Oh boy–the pain! It dawned on me yesterday why I don’t remember this pain being around with the first root canal–because it was preventative! Discomfort, yes, but not an abcsessed tooth type pain. Darn live root of mine is still hiding up there somewhere and is all fussy and infected now.
Since I was a new patient yesterday, I got the usual questions from the polite dental assistant. Where do you live? Where do you work? Do you have children? That talk led into our adoption story and how we’ve tried for many years to grow our family and how we couldn’t be more excited to be making it happen now through adoption. I explained how I wanted the experience of pregnancy, but up to this point, God has clearly blessed us with different options.
In walks Dr. Bond, with a large toothy grin, his front tooth gleaming and sparkling, he stood confidently in that Green Giant-pose, his eyes widened with that look people give just before they deliver the news, and he said, “This doesn’t look good, Mrs. Kent. Do you have someone you can call to be here with you?”
Okay, so that’s not what he really said. And he probably didn’t look anything like how I described. But pain does make some of us delirious.
Dr. Bond explained the possibility of the live root that is abscessed, what the next steps were, and said that I really needed something for the pain until the specialists could fix things.

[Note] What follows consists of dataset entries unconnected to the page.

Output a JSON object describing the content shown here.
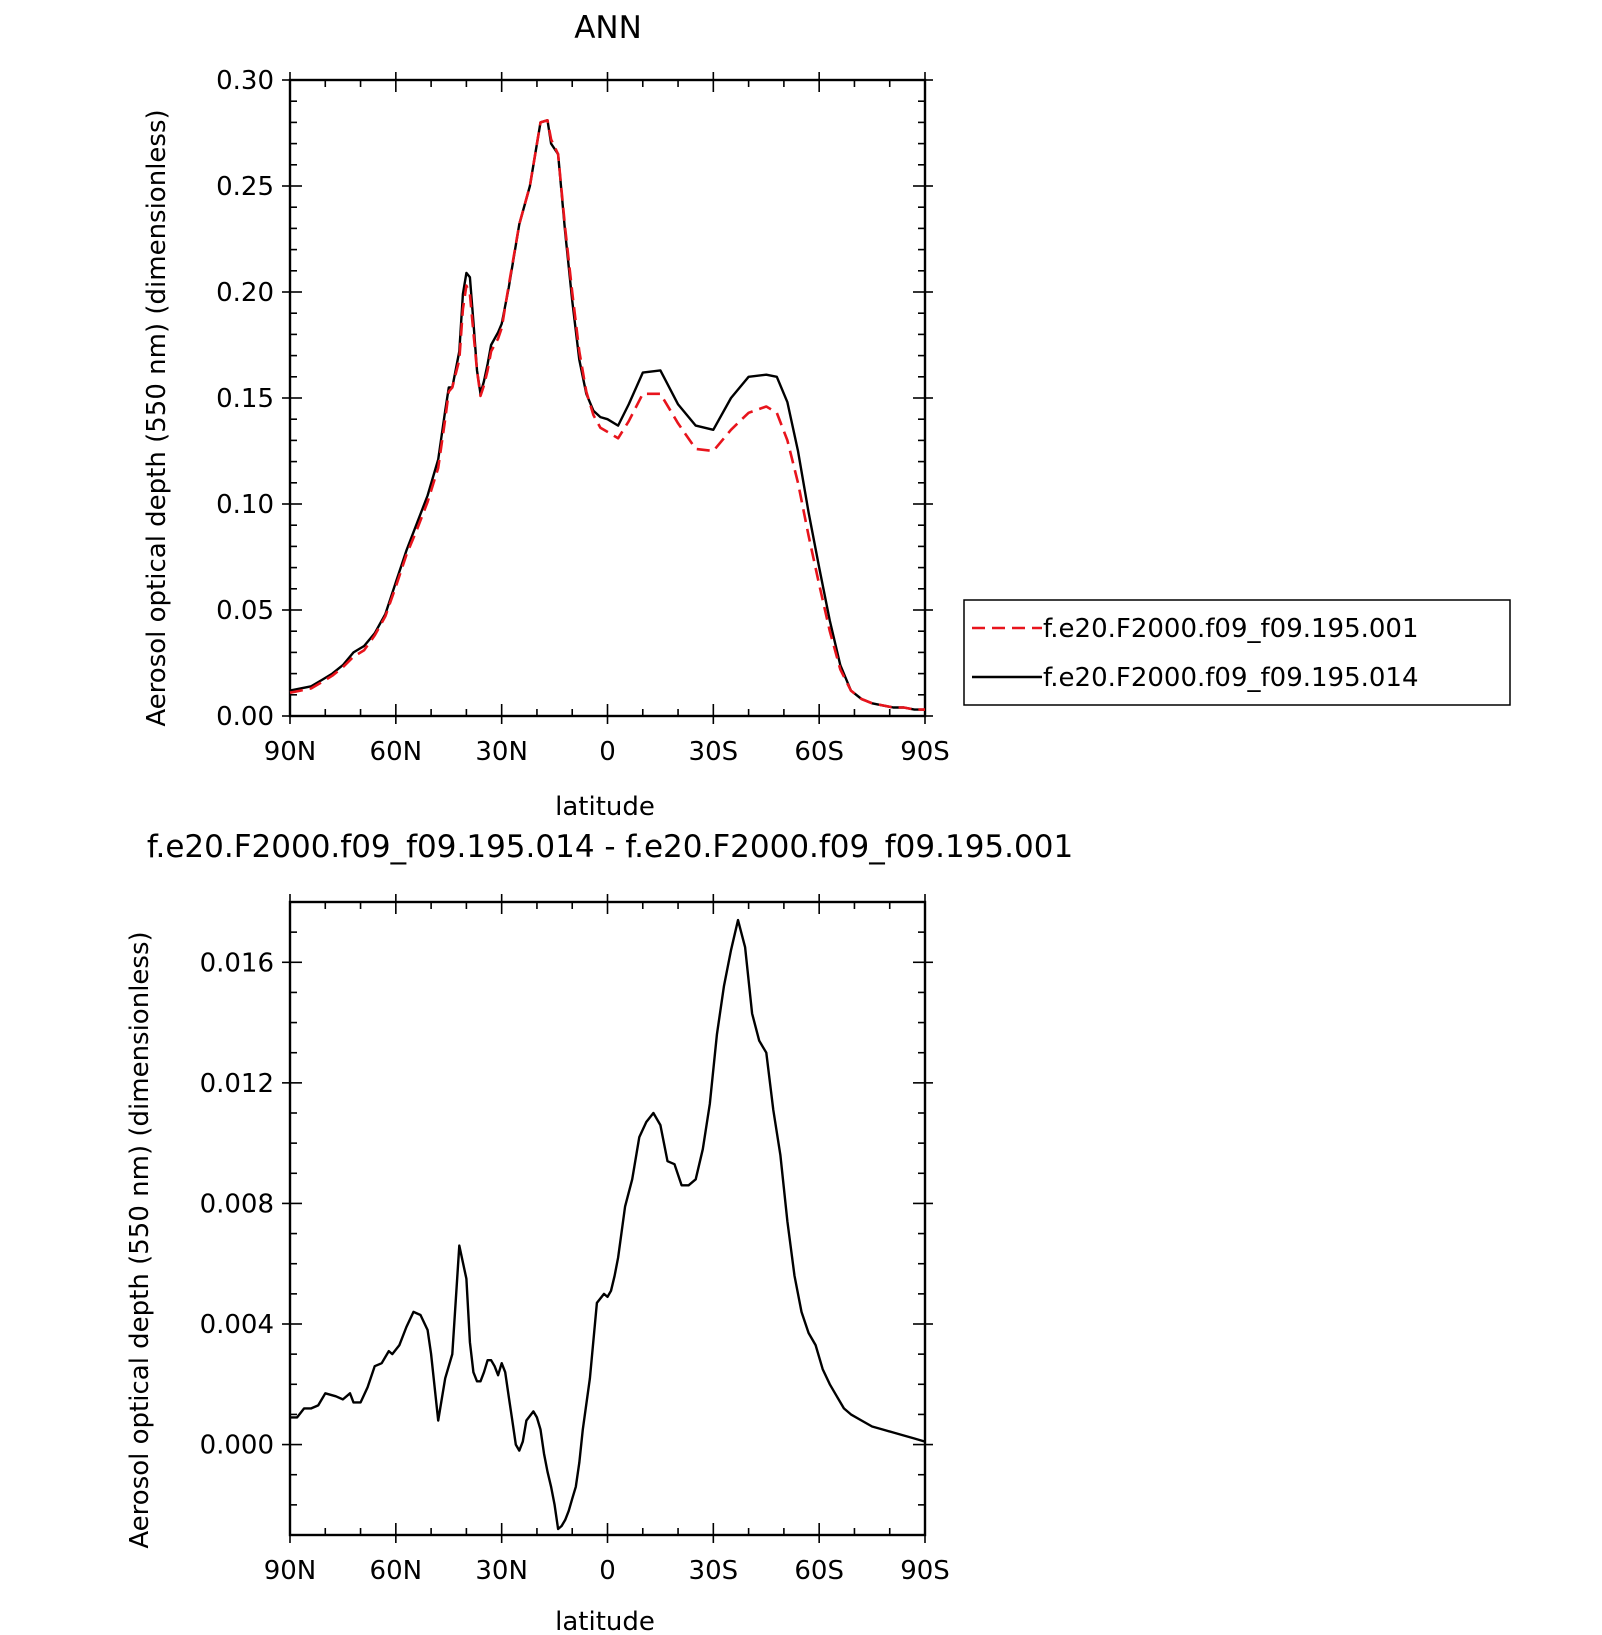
{
  "chart_data": [
    {
      "type": "line",
      "title": "ANN",
      "xlabel": "latitude",
      "ylabel": "Aerosol optical depth (550 nm) (dimensionless)",
      "xlim": [
        90,
        -90
      ],
      "ylim": [
        0,
        0.3
      ],
      "x_ticks": [
        {
          "value": 90,
          "label": "90N"
        },
        {
          "value": 60,
          "label": "60N"
        },
        {
          "value": 30,
          "label": "30N"
        },
        {
          "value": 0,
          "label": "0"
        },
        {
          "value": -30,
          "label": "30S"
        },
        {
          "value": -60,
          "label": "60S"
        },
        {
          "value": -90,
          "label": "90S"
        }
      ],
      "y_ticks": [
        {
          "value": 0.0,
          "label": "0.00"
        },
        {
          "value": 0.05,
          "label": "0.05"
        },
        {
          "value": 0.1,
          "label": "0.10"
        },
        {
          "value": 0.15,
          "label": "0.15"
        },
        {
          "value": 0.2,
          "label": "0.20"
        },
        {
          "value": 0.25,
          "label": "0.25"
        },
        {
          "value": 0.3,
          "label": "0.30"
        }
      ],
      "legend_position": "right",
      "series": [
        {
          "name": "f.e20.F2000.f09_f09.195.001",
          "color": "#e8141c",
          "style": "dashed",
          "x": [
            90,
            87,
            84,
            81,
            78,
            75,
            72,
            69,
            66,
            63,
            60,
            57,
            54,
            51,
            48,
            46,
            45,
            44,
            42,
            41,
            40,
            39,
            38,
            37,
            36,
            35,
            34,
            33,
            31,
            30,
            28,
            25,
            22,
            19,
            17,
            16,
            14,
            12,
            10,
            8,
            6,
            4,
            2,
            0,
            -3,
            -6,
            -10,
            -15,
            -20,
            -25,
            -30,
            -35,
            -40,
            -45,
            -48,
            -51,
            -54,
            -57,
            -60,
            -63,
            -66,
            -69,
            -72,
            -75,
            -78,
            -81,
            -84,
            -87,
            -90
          ],
          "y": [
            0.011,
            0.012,
            0.013,
            0.016,
            0.019,
            0.023,
            0.028,
            0.031,
            0.038,
            0.047,
            0.061,
            0.076,
            0.088,
            0.101,
            0.117,
            0.14,
            0.153,
            0.155,
            0.168,
            0.192,
            0.203,
            0.199,
            0.181,
            0.163,
            0.151,
            0.156,
            0.163,
            0.172,
            0.178,
            0.183,
            0.203,
            0.232,
            0.25,
            0.28,
            0.281,
            0.272,
            0.265,
            0.23,
            0.2,
            0.172,
            0.153,
            0.142,
            0.136,
            0.134,
            0.131,
            0.139,
            0.152,
            0.152,
            0.138,
            0.126,
            0.125,
            0.135,
            0.143,
            0.146,
            0.143,
            0.13,
            0.11,
            0.085,
            0.062,
            0.04,
            0.022,
            0.012,
            0.008,
            0.006,
            0.005,
            0.004,
            0.004,
            0.003,
            0.003
          ]
        },
        {
          "name": "f.e20.F2000.f09_f09.195.014",
          "color": "#000000",
          "style": "solid",
          "x": [
            90,
            87,
            84,
            81,
            78,
            75,
            72,
            69,
            66,
            63,
            60,
            57,
            54,
            51,
            48,
            46,
            45,
            44,
            42,
            41,
            40,
            39,
            38,
            37,
            36,
            35,
            34,
            33,
            31,
            30,
            28,
            25,
            22,
            19,
            17,
            16,
            14,
            12,
            10,
            8,
            6,
            4,
            2,
            0,
            -3,
            -6,
            -10,
            -15,
            -20,
            -25,
            -30,
            -35,
            -40,
            -45,
            -48,
            -51,
            -54,
            -57,
            -60,
            -63,
            -66,
            -69,
            -72,
            -75,
            -78,
            -81,
            -84,
            -87,
            -90
          ],
          "y": [
            0.012,
            0.013,
            0.014,
            0.017,
            0.02,
            0.024,
            0.03,
            0.033,
            0.039,
            0.048,
            0.063,
            0.078,
            0.091,
            0.104,
            0.121,
            0.144,
            0.155,
            0.155,
            0.172,
            0.199,
            0.209,
            0.207,
            0.186,
            0.163,
            0.152,
            0.158,
            0.166,
            0.175,
            0.181,
            0.185,
            0.202,
            0.232,
            0.25,
            0.28,
            0.281,
            0.27,
            0.265,
            0.228,
            0.196,
            0.168,
            0.152,
            0.144,
            0.141,
            0.14,
            0.137,
            0.147,
            0.162,
            0.163,
            0.147,
            0.137,
            0.135,
            0.15,
            0.16,
            0.161,
            0.16,
            0.148,
            0.125,
            0.096,
            0.07,
            0.045,
            0.024,
            0.012,
            0.008,
            0.006,
            0.005,
            0.004,
            0.004,
            0.003,
            0.003
          ]
        }
      ]
    },
    {
      "type": "line",
      "title": "f.e20.F2000.f09_f09.195.014 - f.e20.F2000.f09_f09.195.001",
      "xlabel": "latitude",
      "ylabel": "Aerosol optical depth (550 nm) (dimensionless)",
      "xlim": [
        90,
        -90
      ],
      "ylim": [
        -0.003,
        0.018
      ],
      "x_ticks": [
        {
          "value": 90,
          "label": "90N"
        },
        {
          "value": 60,
          "label": "60N"
        },
        {
          "value": 30,
          "label": "30N"
        },
        {
          "value": 0,
          "label": "0"
        },
        {
          "value": -30,
          "label": "30S"
        },
        {
          "value": -60,
          "label": "60S"
        },
        {
          "value": -90,
          "label": "90S"
        }
      ],
      "y_ticks": [
        {
          "value": 0.0,
          "label": "0.000"
        },
        {
          "value": 0.004,
          "label": "0.004"
        },
        {
          "value": 0.008,
          "label": "0.008"
        },
        {
          "value": 0.012,
          "label": "0.012"
        },
        {
          "value": 0.016,
          "label": "0.016"
        }
      ],
      "series": [
        {
          "color": "#000000",
          "style": "solid",
          "x": [
            90,
            88,
            86,
            84,
            82,
            80,
            77,
            75,
            73,
            72,
            70,
            68,
            66,
            64,
            62,
            61,
            59,
            57,
            55,
            53,
            51,
            50,
            48,
            46,
            44,
            42,
            40,
            39,
            38,
            37,
            36,
            35,
            34,
            33,
            32,
            31,
            30,
            29,
            28,
            27,
            26,
            25,
            24,
            23,
            21,
            20,
            19,
            18,
            17,
            16,
            15,
            14,
            13,
            12,
            11,
            10,
            9,
            8,
            7,
            5,
            3,
            1,
            0,
            -1,
            -2,
            -3,
            -5,
            -7,
            -9,
            -11,
            -13,
            -15,
            -17,
            -19,
            -21,
            -23,
            -25,
            -27,
            -29,
            -31,
            -33,
            -35,
            -37,
            -39,
            -41,
            -43,
            -45,
            -47,
            -49,
            -51,
            -53,
            -55,
            -57,
            -59,
            -61,
            -63,
            -65,
            -67,
            -69,
            -72,
            -75,
            -78,
            -81,
            -84,
            -87,
            -90
          ],
          "y": [
            0.0009,
            0.0009,
            0.0012,
            0.0012,
            0.0013,
            0.0017,
            0.0016,
            0.0015,
            0.0017,
            0.0014,
            0.0014,
            0.0019,
            0.0026,
            0.0027,
            0.0031,
            0.003,
            0.0033,
            0.0039,
            0.0044,
            0.0043,
            0.0038,
            0.003,
            0.0008,
            0.0022,
            0.003,
            0.0066,
            0.0055,
            0.0034,
            0.0024,
            0.0021,
            0.0021,
            0.0024,
            0.0028,
            0.0028,
            0.0026,
            0.0023,
            0.0027,
            0.0024,
            0.0016,
            0.0008,
            0.0,
            -0.0002,
            0.0001,
            0.0008,
            0.0011,
            0.0009,
            0.0005,
            -0.0003,
            -0.0009,
            -0.0014,
            -0.002,
            -0.0028,
            -0.0027,
            -0.0025,
            -0.0022,
            -0.0018,
            -0.0014,
            -0.0006,
            0.0005,
            0.0022,
            0.0047,
            0.005,
            0.0049,
            0.0051,
            0.0056,
            0.0062,
            0.0079,
            0.0088,
            0.0102,
            0.0107,
            0.011,
            0.0106,
            0.0094,
            0.0093,
            0.0086,
            0.0086,
            0.0088,
            0.0098,
            0.0113,
            0.0136,
            0.0152,
            0.0164,
            0.0174,
            0.0165,
            0.0143,
            0.0134,
            0.013,
            0.0111,
            0.0096,
            0.0074,
            0.0056,
            0.0044,
            0.0037,
            0.0033,
            0.0025,
            0.002,
            0.0016,
            0.0012,
            0.001,
            0.0008,
            0.0006,
            0.0005,
            0.0004,
            0.0003,
            0.0002,
            0.0001
          ]
        }
      ]
    }
  ]
}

He jested, “every woman I’ve encountered with this type of pain has said they’d rather be in labor and give birth to several children, so I’m sure you’re needing some relief.”

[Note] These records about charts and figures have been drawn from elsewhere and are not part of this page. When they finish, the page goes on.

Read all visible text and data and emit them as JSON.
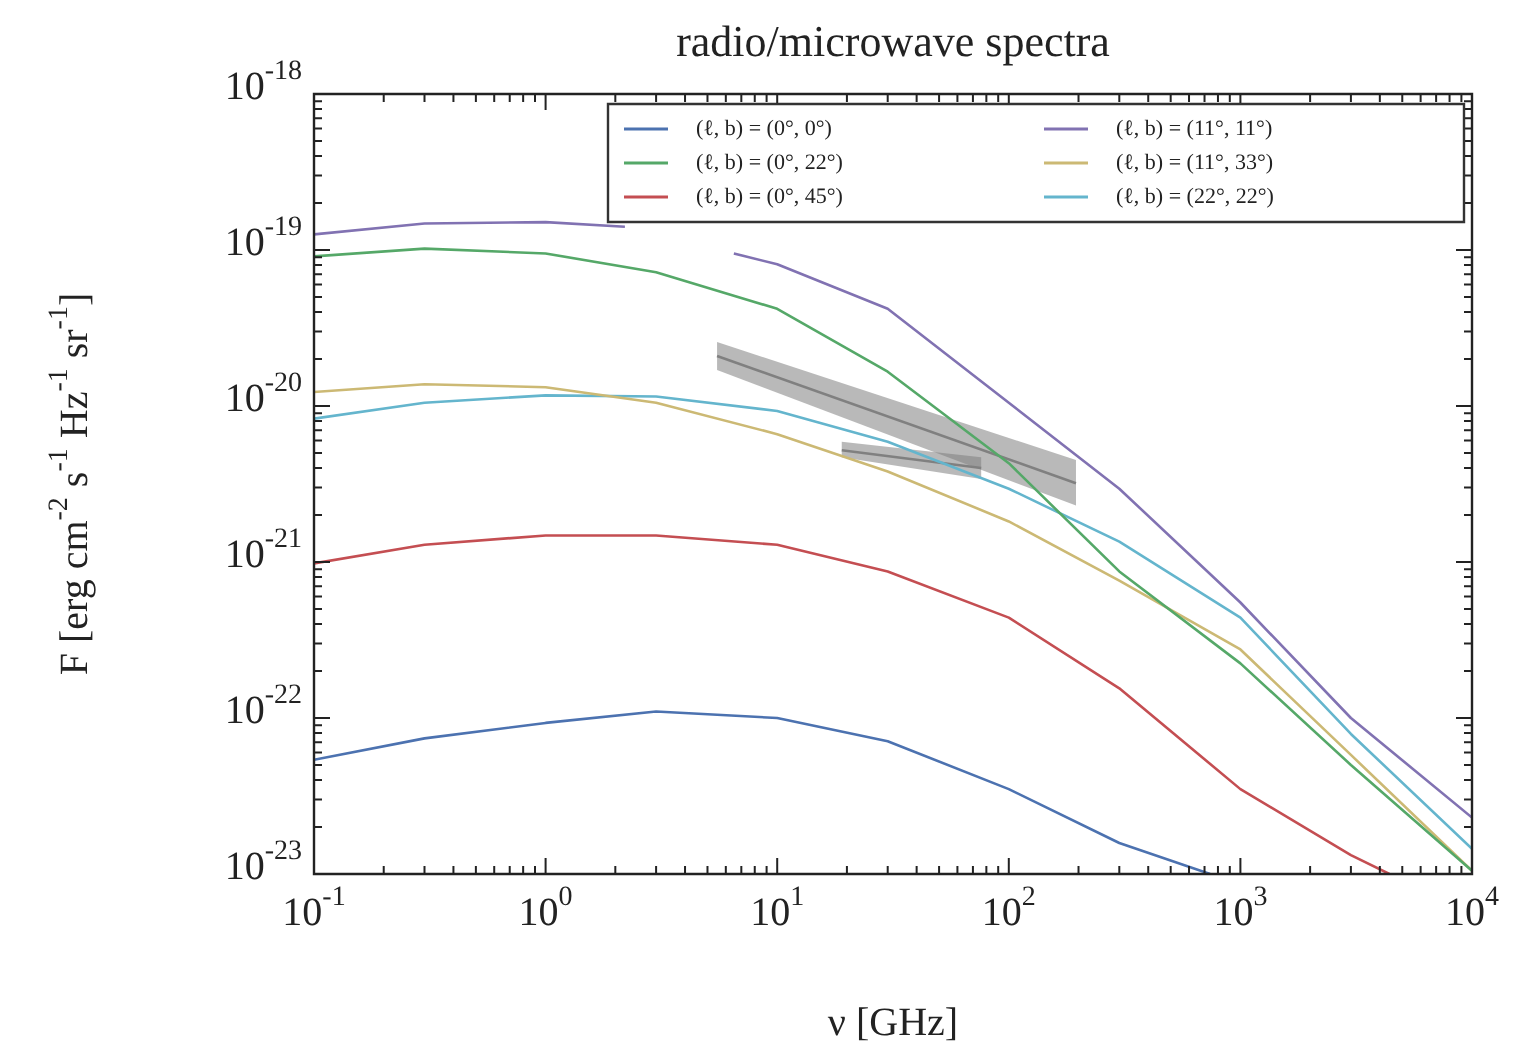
{
  "chart_data": {
    "type": "line",
    "title": "radio/microwave spectra",
    "xlabel": "ν [GHz]",
    "ylabel": "F [erg cm$^{-2}$ s$^{-1}$ Hz$^{-1}$ sr$^{-1}$]",
    "log": "xy",
    "grid": false,
    "legend": "top right",
    "marker": "none",
    "line_style": "solid",
    "xlim": [
      0.1,
      10000
    ],
    "ylim": [
      1e-23,
      1e-18
    ],
    "xticks": [
      {
        "value": 0.1,
        "label": "10$^{-1}$"
      },
      {
        "value": 1,
        "label": "10$^{0}$"
      },
      {
        "value": 10,
        "label": "10$^{1}$"
      },
      {
        "value": 100,
        "label": "10$^{2}$"
      },
      {
        "value": 1000,
        "label": "10$^{3}$"
      },
      {
        "value": 10000,
        "label": "10$^{4}$"
      }
    ],
    "yticks": [
      {
        "value": 1e-23,
        "label": "10$^{-23}$"
      },
      {
        "value": 1e-22,
        "label": "10$^{-22}$"
      },
      {
        "value": 1e-21,
        "label": "10$^{-21}$"
      },
      {
        "value": 1e-20,
        "label": "10$^{-20}$"
      },
      {
        "value": 1e-19,
        "label": "10$^{-19}$"
      },
      {
        "value": 1e-18,
        "label": "10$^{-18}$"
      }
    ],
    "x": [
      0.1,
      0.3,
      1,
      3,
      10,
      30,
      100,
      300,
      1000,
      3000,
      10000
    ],
    "series": [
      {
        "name": "(ℓ, b) = (0°, 0°)",
        "color": "#4c72b0",
        "x": [
          0.1,
          0.3,
          1,
          3,
          10,
          30,
          100,
          300,
          740
        ],
        "values": [
          5.4e-23,
          7.4e-23,
          9.3e-23,
          1.1e-22,
          1e-22,
          7.1e-23,
          3.5e-23,
          1.58e-23,
          1e-23
        ]
      },
      {
        "name": "(ℓ, b) = (0°, 22°)",
        "color": "#55a868",
        "values": [
          9.1e-20,
          1.02e-19,
          9.5e-20,
          7.2e-20,
          4.2e-20,
          1.66e-20,
          4.3e-21,
          8.7e-22,
          2.24e-22,
          5e-23,
          1.05e-23
        ]
      },
      {
        "name": "(ℓ, b) = (0°, 45°)",
        "color": "#c44e52",
        "x": [
          0.1,
          0.3,
          1,
          3,
          10,
          30,
          100,
          300,
          1000,
          3000,
          4400
        ],
        "values": [
          9.8e-22,
          1.29e-21,
          1.48e-21,
          1.48e-21,
          1.29e-21,
          8.7e-22,
          4.4e-22,
          1.55e-22,
          3.5e-23,
          1.32e-23,
          1e-23
        ]
      },
      {
        "name": "(ℓ, b) = (11°, 11°)",
        "color": "#8172b2",
        "x": [
          0.1,
          0.3,
          1,
          2.2,
          3.5,
          6.5,
          10,
          30,
          100,
          300,
          1000,
          3000,
          10000
        ],
        "values": [
          1.26e-19,
          1.48e-19,
          1.51e-19,
          1.41e-19,
          null,
          9.5e-20,
          8.1e-20,
          4.2e-20,
          1.05e-20,
          2.95e-21,
          5.5e-22,
          1e-22,
          2.3e-23
        ]
      },
      {
        "name": "(ℓ, b) = (11°, 33°)",
        "color": "#ccb974",
        "values": [
          1.23e-20,
          1.38e-20,
          1.32e-20,
          1.05e-20,
          6.6e-21,
          3.8e-21,
          1.82e-21,
          7.6e-22,
          2.75e-22,
          5.8e-23,
          1.05e-23
        ]
      },
      {
        "name": "(ℓ, b) = (22°, 22°)",
        "color": "#64b5cd",
        "values": [
          8.3e-21,
          1.05e-20,
          1.17e-20,
          1.15e-20,
          9.3e-21,
          5.9e-21,
          2.95e-21,
          1.35e-21,
          4.4e-22,
          7.9e-23,
          1.45e-23
        ]
      },
      {
        "color": "#808080",
        "x": [
          5.5,
          195
        ],
        "values": [
          2.09e-20,
          3.2e-21
        ],
        "lower": [
          1.7e-20,
          2.3e-21
        ],
        "upper": [
          2.57e-20,
          4.5e-21
        ]
      },
      {
        "color": "#808080",
        "x": [
          19,
          76
        ],
        "values": [
          5.2e-21,
          4e-21
        ],
        "lower": [
          4.7e-21,
          3.4e-21
        ],
        "upper": [
          5.9e-21,
          4.7e-21
        ]
      }
    ]
  }
}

So deep inside buried beneath the pain of the moment, I smiled in my heart and chuckled to myself–remembering the words I had just said to the dental assistant moments before–and realized that for this moment and for this season, I was in my own kind of labor.

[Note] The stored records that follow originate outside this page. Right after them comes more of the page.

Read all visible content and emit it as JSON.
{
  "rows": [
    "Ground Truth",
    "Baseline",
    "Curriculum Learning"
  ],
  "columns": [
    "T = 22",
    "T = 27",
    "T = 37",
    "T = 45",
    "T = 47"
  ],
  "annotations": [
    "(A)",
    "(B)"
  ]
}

Great, now where’s the epidural?
Let me add this–the ‘epidural’ did not work! The first pain killer has caused reactions and illness and I’ve not been keeping food or meds down. I switched to a different med and it’s not causing the same reaction, but I’m not liking the way it makes me feel either. But the combination of the med and the antibiotic are starting to calm the throbbing and sharpness of the pain–prayers answered!
This stuff never happens at the right time, but then there isn’t a ‘right time’! I’m uber-thankful for my team at work and for the way they are working in super-charged mode to fill in my blanks. They have many great and busy things happening in their own lives, too, so I hope I can convey how appreciative I am. Eric, of course, has been wonderful and so attentive. God blessed me with him as my help-mate and he certainly doesn’t lack in compassion.
I’m using some homeopathic treatments [thanks Katiebod!] that have been more reliable than the medicine, so it’s time I start that back up for the morning. I’ll update later with how things go.